Ojo central que acumula imágenes para después hacerlas trizas con la intervención de posibilidades visuales opuestas, como verá el espectador, se superponen aquí otras visiones lejanas, que corren simultáneamente el riesgo de identificarse con ese mismo ojo central o con nuestros propios recuerdos. La imagen es siempre aquí divisible en su caso, se abre y cierra al mismo tiempo, esta dentro y fuera del tiempo, gira incesantemente en torno a una imposibilidad que la destruye y la construye, porque éste es quizá el único modo de ir más allá del cerco del sujeto y la imagen. Pero ese viaje inmóvil, monótono y repetitivo no tiene ninguna meta. Hay aquí una suerte de comicidad impasible y despiadada que contesta desde adentro cualquier interpretación liberatoria. Cables, postes, bloques, cuerpos, los objetos no son sino residuos de una realidad cada vez más devastada del mundo que conocemos a través de la imagen.

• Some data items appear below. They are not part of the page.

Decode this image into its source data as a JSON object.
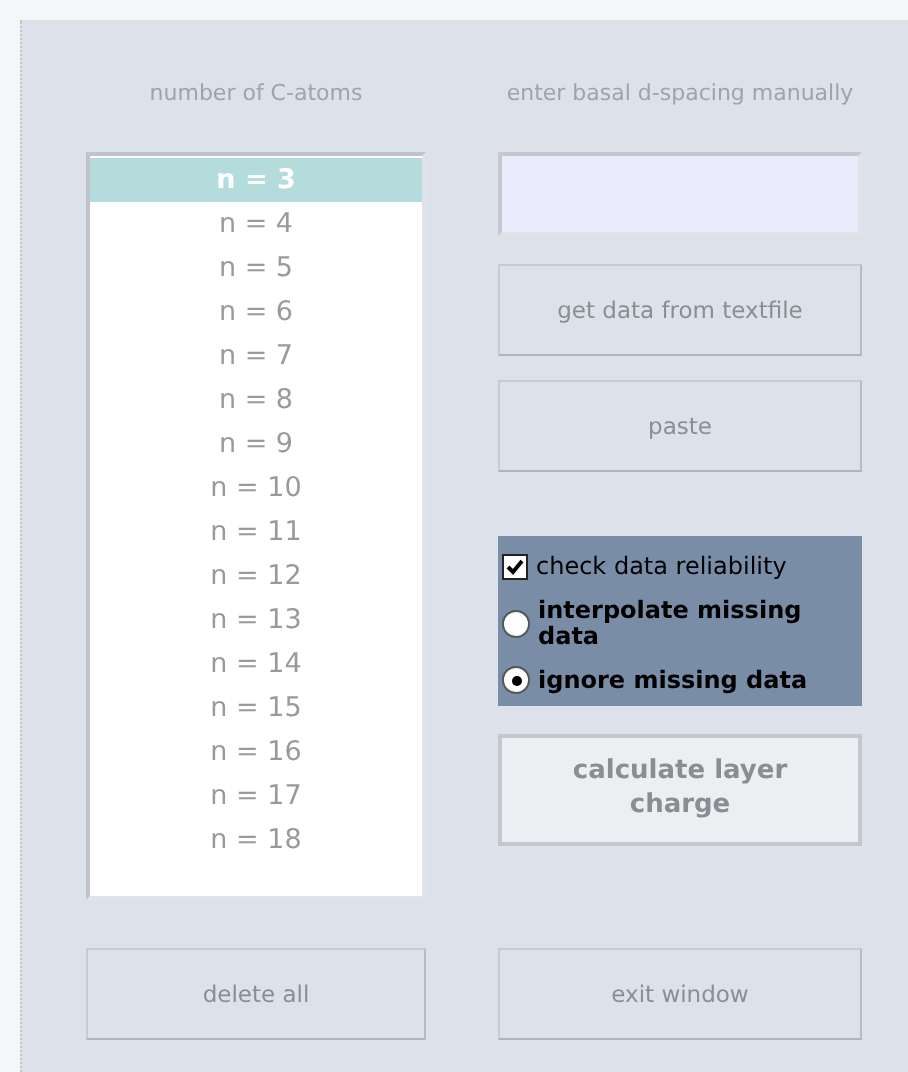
{
  "list": {
    "heading": "number of C-atoms",
    "items": [
      {
        "label": "n = 3",
        "selected": true
      },
      {
        "label": "n = 4",
        "selected": false
      },
      {
        "label": "n = 5",
        "selected": false
      },
      {
        "label": "n = 6",
        "selected": false
      },
      {
        "label": "n = 7",
        "selected": false
      },
      {
        "label": "n = 8",
        "selected": false
      },
      {
        "label": "n = 9",
        "selected": false
      },
      {
        "label": "n = 10",
        "selected": false
      },
      {
        "label": "n = 11",
        "selected": false
      },
      {
        "label": "n = 12",
        "selected": false
      },
      {
        "label": "n = 13",
        "selected": false
      },
      {
        "label": "n = 14",
        "selected": false
      },
      {
        "label": "n = 15",
        "selected": false
      },
      {
        "label": "n = 16",
        "selected": false
      },
      {
        "label": "n = 17",
        "selected": false
      },
      {
        "label": "n = 18",
        "selected": false
      }
    ]
  },
  "manual": {
    "heading": "enter basal d-spacing manually"
  },
  "buttons": [
    {
      "label": "get data from textfile",
      "kind": "normal",
      "disabled": true
    },
    {
      "label": "paste",
      "kind": "normal",
      "disabled": true
    }
  ],
  "options": {
    "check": {
      "label": "check data reliability",
      "checked": true
    },
    "radios": [
      {
        "label": "interpolate missing data",
        "selected": false
      },
      {
        "label": "ignore missing data",
        "selected": true
      }
    ]
  },
  "calculate": {
    "label": "calculate layer charge",
    "kind": "default",
    "disabled": true
  },
  "bottom_buttons": [
    {
      "label": "delete all",
      "kind": "normal",
      "disabled": true
    },
    {
      "label": "exit window",
      "kind": "normal",
      "disabled": true
    }
  ]
}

Se trata pues de un negativismo integralmente histórico cuanto más aparece rigurosamente contra la historia: revela la increíble coincidencia entre la apertura hacia un más allá de la imagen y el registro de la insoportabilidad de la vida —con sus recuerdos y escenas— y del discurso en una sociedad de consumo y capitalismo salvaje. Hay pues en esta obra un punto de Indifferenz, la desaparición de toda diferencia entre dominio absoluto, pesadilla de nuestros propios recuerdos así como condición mesiánica donde todo estaría en su lugar exacto: no las cosas como son sino como debieran ser algún día. Dicho así, si así coincide la salvación con la ruina, ambas chocan incesantemente produciendo ulteriores cadenas de negociaciones como sucede en la vida. La grandeza pues de Olivie Ponce —si es que aún se puede hablar de grandeza en cualquier estadio del conocimiento humano— se sitúa en ese punto, en la verificación de la insostenibilidad, de la insoportabilidad histórica —tanto más insoportable como más debe ser buscada en el fondo de nuestras propias sociedades, nuestros propios recuerdos, nuestras propias pesadillas—. Su obra dice que sin la denuncia de esta insoportabilidad, la imagen a la que estamos acostumbrados a ver, se convierte en enceguecimiento, gratificación consoladora, charlatanería intelectual, escepticismo grosero.